La présidente du groupe, la députée des Yvelines Aurore Bergé, se positionne du côté des anticorrida. Alors qu’elle n’était pas encore cheffe de file des macronistes, elle avait signé en juillet 2021 une tribune en faveur de l’interdiction de la pratique. Une position partagée, en outre, par le vice-président du groupe, le député de Paris Sylvain Maillard.

Des députés du Sud, comme Patrick Vignal, élu dans l’Hérault, ou encore le député du Gers Jean-René Cazeneuve, s’opposent, eux, à toute interdiction, tentant de convaincre leurs collègues indécis de faire de même. « Ça va disparaître tout seul, il y en a de moins en moins. Ça ne sert à rien de l’interdire et d’humilier des gens pour qui ce sont des traditions », a argumenté ce dernier auprès de l’Agence France-Presse.

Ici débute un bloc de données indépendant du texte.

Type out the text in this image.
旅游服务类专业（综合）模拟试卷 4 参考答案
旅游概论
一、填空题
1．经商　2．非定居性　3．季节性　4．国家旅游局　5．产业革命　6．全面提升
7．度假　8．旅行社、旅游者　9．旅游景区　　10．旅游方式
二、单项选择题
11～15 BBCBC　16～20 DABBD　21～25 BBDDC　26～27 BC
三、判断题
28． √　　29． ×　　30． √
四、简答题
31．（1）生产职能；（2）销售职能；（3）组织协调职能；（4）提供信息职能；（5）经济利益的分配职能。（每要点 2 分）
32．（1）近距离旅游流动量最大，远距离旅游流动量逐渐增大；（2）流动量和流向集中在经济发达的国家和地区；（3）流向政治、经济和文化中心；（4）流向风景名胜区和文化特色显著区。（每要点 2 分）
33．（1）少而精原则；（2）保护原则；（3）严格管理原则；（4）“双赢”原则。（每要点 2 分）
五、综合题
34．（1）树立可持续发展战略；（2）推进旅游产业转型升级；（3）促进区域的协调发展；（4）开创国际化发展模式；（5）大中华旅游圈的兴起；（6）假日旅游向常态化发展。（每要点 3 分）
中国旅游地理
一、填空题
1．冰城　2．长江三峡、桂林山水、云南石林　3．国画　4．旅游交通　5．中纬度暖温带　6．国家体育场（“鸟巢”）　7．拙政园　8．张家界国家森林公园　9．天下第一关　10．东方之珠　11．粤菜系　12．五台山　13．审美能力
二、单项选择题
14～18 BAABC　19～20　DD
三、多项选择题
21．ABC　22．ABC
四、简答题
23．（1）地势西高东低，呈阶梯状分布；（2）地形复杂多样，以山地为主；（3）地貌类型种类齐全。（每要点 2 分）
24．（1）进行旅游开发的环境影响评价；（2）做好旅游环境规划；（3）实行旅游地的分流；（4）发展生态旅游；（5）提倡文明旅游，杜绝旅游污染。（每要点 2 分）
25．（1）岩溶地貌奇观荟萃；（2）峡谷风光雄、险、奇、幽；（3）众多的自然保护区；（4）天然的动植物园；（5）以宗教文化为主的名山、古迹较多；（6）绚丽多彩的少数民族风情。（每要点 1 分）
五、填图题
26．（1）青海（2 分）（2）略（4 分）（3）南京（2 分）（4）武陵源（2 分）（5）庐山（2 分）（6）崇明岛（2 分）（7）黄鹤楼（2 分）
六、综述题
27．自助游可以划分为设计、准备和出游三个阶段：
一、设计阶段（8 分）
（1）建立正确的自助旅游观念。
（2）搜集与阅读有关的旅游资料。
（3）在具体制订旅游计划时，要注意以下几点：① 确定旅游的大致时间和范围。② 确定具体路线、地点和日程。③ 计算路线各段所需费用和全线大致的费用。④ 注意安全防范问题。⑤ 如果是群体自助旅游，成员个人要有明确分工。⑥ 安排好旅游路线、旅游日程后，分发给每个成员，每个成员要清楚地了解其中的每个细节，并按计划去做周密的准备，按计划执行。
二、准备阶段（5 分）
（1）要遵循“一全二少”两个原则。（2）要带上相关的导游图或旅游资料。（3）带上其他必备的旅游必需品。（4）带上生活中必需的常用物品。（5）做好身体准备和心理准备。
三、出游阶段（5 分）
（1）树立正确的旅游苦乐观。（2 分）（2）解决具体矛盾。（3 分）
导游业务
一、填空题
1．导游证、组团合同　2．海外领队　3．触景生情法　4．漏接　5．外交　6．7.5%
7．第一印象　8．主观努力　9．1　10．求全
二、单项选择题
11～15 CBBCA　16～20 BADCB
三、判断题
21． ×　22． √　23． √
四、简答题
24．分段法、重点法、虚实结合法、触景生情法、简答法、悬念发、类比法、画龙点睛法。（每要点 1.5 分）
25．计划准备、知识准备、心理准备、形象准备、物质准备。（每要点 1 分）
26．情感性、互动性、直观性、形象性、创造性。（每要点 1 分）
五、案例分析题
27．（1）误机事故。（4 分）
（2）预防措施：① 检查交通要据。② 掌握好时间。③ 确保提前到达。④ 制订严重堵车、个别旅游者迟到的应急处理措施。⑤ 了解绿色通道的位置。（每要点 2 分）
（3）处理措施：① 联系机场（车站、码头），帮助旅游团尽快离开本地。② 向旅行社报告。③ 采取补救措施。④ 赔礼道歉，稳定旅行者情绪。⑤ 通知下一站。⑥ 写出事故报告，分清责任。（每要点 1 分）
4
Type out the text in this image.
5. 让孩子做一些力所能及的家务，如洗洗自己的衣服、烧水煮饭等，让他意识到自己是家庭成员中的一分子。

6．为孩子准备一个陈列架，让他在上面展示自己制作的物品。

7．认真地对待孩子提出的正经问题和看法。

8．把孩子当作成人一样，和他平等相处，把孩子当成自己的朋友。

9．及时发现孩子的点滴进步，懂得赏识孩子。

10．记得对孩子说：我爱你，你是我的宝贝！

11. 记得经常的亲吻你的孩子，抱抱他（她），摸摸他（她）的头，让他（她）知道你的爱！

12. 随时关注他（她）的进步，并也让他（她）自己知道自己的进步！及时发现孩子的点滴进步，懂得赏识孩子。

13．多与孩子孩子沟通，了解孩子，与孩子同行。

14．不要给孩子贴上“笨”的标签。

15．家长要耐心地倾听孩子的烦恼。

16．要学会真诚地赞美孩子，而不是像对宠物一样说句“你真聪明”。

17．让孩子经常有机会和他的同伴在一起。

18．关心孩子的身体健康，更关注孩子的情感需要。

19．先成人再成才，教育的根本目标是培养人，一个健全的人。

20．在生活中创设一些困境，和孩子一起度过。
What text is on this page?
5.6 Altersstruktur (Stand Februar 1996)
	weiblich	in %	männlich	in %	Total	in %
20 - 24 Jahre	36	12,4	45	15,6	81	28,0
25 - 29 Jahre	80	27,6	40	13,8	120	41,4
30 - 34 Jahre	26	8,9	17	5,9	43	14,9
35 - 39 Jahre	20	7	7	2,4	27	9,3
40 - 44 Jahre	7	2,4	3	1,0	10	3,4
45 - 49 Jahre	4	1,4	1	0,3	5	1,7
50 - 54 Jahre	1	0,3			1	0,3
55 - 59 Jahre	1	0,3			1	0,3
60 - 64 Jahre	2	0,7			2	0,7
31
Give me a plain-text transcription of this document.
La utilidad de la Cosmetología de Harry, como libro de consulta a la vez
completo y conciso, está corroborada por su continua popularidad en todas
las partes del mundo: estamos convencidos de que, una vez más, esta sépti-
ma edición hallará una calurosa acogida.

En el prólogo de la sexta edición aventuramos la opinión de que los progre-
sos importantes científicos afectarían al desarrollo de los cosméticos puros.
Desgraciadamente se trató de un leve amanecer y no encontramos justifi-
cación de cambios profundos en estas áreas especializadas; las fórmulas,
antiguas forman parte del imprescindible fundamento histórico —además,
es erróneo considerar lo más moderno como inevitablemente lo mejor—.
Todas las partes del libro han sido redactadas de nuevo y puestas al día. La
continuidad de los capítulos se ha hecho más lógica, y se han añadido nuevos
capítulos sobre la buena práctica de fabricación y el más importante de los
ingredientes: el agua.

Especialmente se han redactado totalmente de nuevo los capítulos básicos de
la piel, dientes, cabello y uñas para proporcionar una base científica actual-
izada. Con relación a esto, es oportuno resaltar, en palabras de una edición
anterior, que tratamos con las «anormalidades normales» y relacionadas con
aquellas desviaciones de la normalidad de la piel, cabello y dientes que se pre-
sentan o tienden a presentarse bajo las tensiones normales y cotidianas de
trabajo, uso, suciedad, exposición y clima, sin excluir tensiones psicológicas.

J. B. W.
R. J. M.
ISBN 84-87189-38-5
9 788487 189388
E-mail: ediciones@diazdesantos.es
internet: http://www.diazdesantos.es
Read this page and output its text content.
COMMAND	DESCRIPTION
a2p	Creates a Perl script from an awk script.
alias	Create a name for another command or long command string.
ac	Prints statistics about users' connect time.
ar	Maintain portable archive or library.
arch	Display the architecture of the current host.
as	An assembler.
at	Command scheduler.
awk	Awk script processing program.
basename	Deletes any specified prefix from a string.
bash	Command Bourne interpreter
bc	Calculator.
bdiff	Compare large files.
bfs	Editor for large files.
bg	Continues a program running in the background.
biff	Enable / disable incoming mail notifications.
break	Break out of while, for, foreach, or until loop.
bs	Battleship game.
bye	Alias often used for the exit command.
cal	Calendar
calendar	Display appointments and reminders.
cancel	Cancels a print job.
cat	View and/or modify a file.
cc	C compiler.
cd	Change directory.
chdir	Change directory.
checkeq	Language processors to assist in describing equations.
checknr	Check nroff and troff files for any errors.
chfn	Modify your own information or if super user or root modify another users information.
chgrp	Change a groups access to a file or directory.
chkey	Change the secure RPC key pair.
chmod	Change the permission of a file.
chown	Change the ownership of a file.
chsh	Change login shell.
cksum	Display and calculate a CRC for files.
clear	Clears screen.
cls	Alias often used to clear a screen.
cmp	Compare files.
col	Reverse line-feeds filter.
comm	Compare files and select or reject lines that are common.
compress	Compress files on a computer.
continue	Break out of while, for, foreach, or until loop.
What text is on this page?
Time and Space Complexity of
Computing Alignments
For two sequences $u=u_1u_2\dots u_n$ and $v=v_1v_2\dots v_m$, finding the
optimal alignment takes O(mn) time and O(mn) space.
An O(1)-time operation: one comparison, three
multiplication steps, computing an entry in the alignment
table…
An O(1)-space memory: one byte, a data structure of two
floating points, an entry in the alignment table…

Les trente députés du groupe Horizons ont, eux, tranché en réunion de groupe mardi pour un vote contre le texte quand les députés du MoDem du groupe Démocrates « voteront très majoritairement contre cette proposition de loi », qui « s’attaque en vérité à notre patrimoine culturel, à notre identité », a défendu la députée des Pyrénées-Atlantiques Florence Lasserre en commission mercredi.

En attendant le ferraillage dans l’Hémicycle, le débat se poursuit dans la rue ce week-end. Des mobilisations sont prévues dans les villes taurines contre l’interdiction, tout comme des actions des associations de protection animale en faveur de la proposition d’Aymeric Caron.

Reste encore à savoir si l’Assemblée aura le temps d’examiner le texte en séance lors de la très chargée journée de « niche » parlementaire de LFI, où il figure en quatrième position sur douze textes présentés.